The former Ridgetown College opened in 1922 as Western Ontario Experimental Farm as a research facility, was renamed in 1951 as Western Ontario Agricultural School and was established by the Ontario Department of Agriculture as a teaching school although courses had begun as early as 1936. It was renamed again as Ridgetown College of Agriculture and Technology in 1968. It has been part of the University of Guelph since 1997 and is now University of Guelph, Ridgetown Campus. It is a venue for OAC- the Ontario Agricultural College. About 600 students presently attend 2 and 3-year courses on agriculture, veterinary technology, graphical information systems, horticulture and environmental management.

==Industry and small business==

Ridgetown has a thriving manufacturing industry, mainly serving the automotive market, which employ hundreds of local and area people.
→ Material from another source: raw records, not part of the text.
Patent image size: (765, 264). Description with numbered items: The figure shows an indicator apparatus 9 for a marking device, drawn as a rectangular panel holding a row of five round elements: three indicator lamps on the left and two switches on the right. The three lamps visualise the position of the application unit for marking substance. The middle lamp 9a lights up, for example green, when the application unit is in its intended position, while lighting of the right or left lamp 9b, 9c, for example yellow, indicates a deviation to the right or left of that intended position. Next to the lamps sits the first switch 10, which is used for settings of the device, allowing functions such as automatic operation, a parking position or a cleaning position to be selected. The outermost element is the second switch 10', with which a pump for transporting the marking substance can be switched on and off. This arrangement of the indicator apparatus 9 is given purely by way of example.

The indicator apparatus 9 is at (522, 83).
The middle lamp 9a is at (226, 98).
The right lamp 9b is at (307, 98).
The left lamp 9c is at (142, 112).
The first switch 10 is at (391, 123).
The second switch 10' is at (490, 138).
Martinrea, KSR International, Waltron Trailers, Trak Tool Machines, and Challenger Pallet are the larger plants.

Tens of smaller service businesses thrive in the area, including many long-established and unique stores in the downtown area.

Though no longer headquartered in Ridgetown, L.H Gray & Son was founded in Ridgetown in 1969. The following year, its brand Gray Ridge Eggs was created.